Last of the Season / First of the Season

Another warm day/cool night combo brings on yet another sartorial combination of dual personality. This time, a unifying theme brings seemingly disparate items together. Minor details deriving from equestrian traditions are found throughout.

Button down collars derive originally from the sport of polo. (Lands' End Original Oxford, $14.99 on sale). The throat latch on my mid-weight grey herringbone is another small equestrian touch. (Tweed jacket by Cricketeer, made in USA, $6.99. Hey, wait a minute, wasn't I wearing a version of this a year ago?). An English made regimental tie in thick silk from The Andover Shop ($1.00) and a pale pink square finish the look. All in all, a fine example of the concept of basics discussed yesterday. I do love that tweed jacket, and it's given me a lot of mileage. However, I am more than ready to put it aside by now.
A recently acquired pair of cream colored pants in soft, heavy weight cotton drill (Polo, $3.99) are bring a touch of Spring to the outfit, in an unexpected but understated way. Or maybe I'm kidding myself. Seriously, cream pants and tweed? They also feature "top pockets" (pockets like jeans have), clearly a detail with roots in the days of mounted military. A surcingle belt, in Black Watch ribbon on cream with a brown leather closure, follows suit. A hoof pick belt in brown would have been better. One of these days...
Chukka boots may not be a strictly equestrian touch, but this pair in dark green suede (Clark's, made in England, $7.99) continue the overall English countryside vibe and add interest without being (too) pushy. Brown paddock boots would have killed it to death, but I don't have any (yet). Classic pieces all, in a generally time tested combination, with just enough tweaks to make it interesting. The final touch is provided by a flat cap in khaki cotton and aviator sunglasses. A bit late 1980s perhaps, but I have been re-reading Flusser lately. Forgive me.
Also making their first appearance of the season, like crocuses (or, croci) , were my pasty white bare ankles, flashing between the cuff of my jeans and Bean blucher moccasins.

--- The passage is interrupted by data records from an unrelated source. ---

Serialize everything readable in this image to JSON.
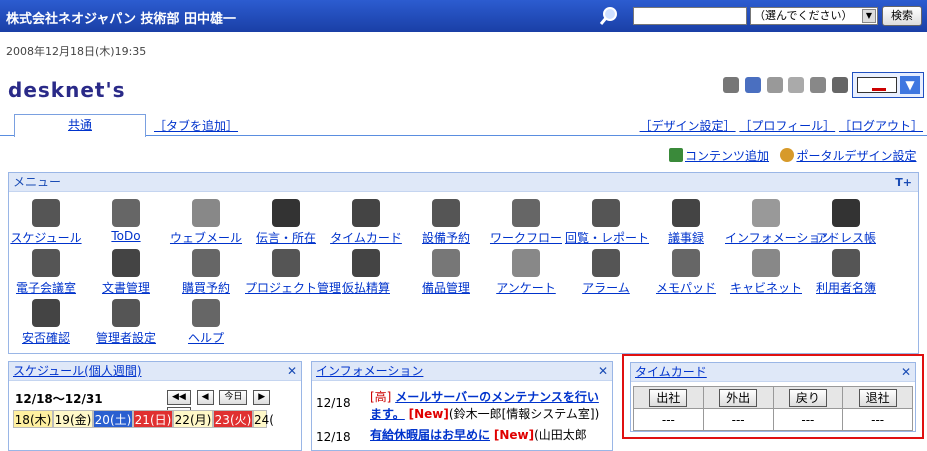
{
  "header": {
    "user": "株式会社ネオジャパン 技術部 田中雄一",
    "search_select": "（選んでください）",
    "search_button": "検索"
  },
  "datetime": "2008年12月18日(木)19:35",
  "logo": "desknet's",
  "tabs": {
    "active": "共通",
    "add": "［タブを追加］"
  },
  "toplinks": {
    "design": "［デザイン設定］",
    "profile": "［プロフィール］",
    "logout": "［ログアウト］"
  },
  "content_links": {
    "add_content": "コンテンツ追加",
    "portal_design": "ポータルデザイン設定"
  },
  "menu": {
    "title": "メニュー",
    "items": [
      "スケジュール",
      "ToDo",
      "ウェブメール",
      "伝言・所在",
      "タイムカード",
      "設備予約",
      "ワークフロー",
      "回覧・レポート",
      "議事録",
      "インフォメーション",
      "アドレス帳",
      "電子会議室",
      "文書管理",
      "購買予約",
      "プロジェクト管理",
      "仮払精算",
      "備品管理",
      "アンケート",
      "アラーム",
      "メモパッド",
      "キャビネット",
      "利用者名簿",
      "安否確認",
      "管理者設定",
      "ヘルプ"
    ]
  },
  "schedule": {
    "title": "スケジュール(個人週間)",
    "range": "12/18～12/31",
    "nav_today": "今日",
    "days": [
      "18(木)",
      "19(金)",
      "20(土)",
      "21(日)",
      "22(月)",
      "23(火)",
      "24("
    ]
  },
  "info": {
    "title": "インフォメーション",
    "rows": [
      {
        "date": "12/18",
        "tag": "[高]",
        "title": "メールサーバーのメンテナンスを行います。",
        "new": "[New]",
        "author": "(鈴木一郎[情報システム室])"
      },
      {
        "date": "12/18",
        "tag": "",
        "title": "有給休暇届はお早めに",
        "new": "[New]",
        "author": "(山田太郎"
      }
    ]
  },
  "timecard": {
    "title": "タイムカード",
    "buttons": [
      "出社",
      "外出",
      "戻り",
      "退社"
    ],
    "values": [
      "---",
      "---",
      "---",
      "---"
    ]
  }
}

"Transitional" dressing is almost always tricky, but that's what makes it so much fun. Happy Spring.

p.s. speaking of "Last of the Season", many items are now on sale in the shop. Peruse.


Mirza Obaidullah Baig said...

Wow, U got a tweed jacket for $6.99? Where arth thou shop?

Young Fogey said...

Chukka boots derive their name, I believe, from a period in polo, called a chucker or chukka.

So chalk another one up to equestrian roots.

Though I'd really like to know the difference between chukka boots and desert boots.

Albert Akashi said...

Long time reader, but I rarely comment. Love the blog.

Something I have wondered for a while now, why are suede shoes associated with the country? I know they are not "shiny" and therefore not dressy. But it seems like they get dirty easily and are inherently harder to clean. I can see casual, but country?

Percy said...

Young Fogey: Desert boots have a crepe sole whereas chukka boots do not.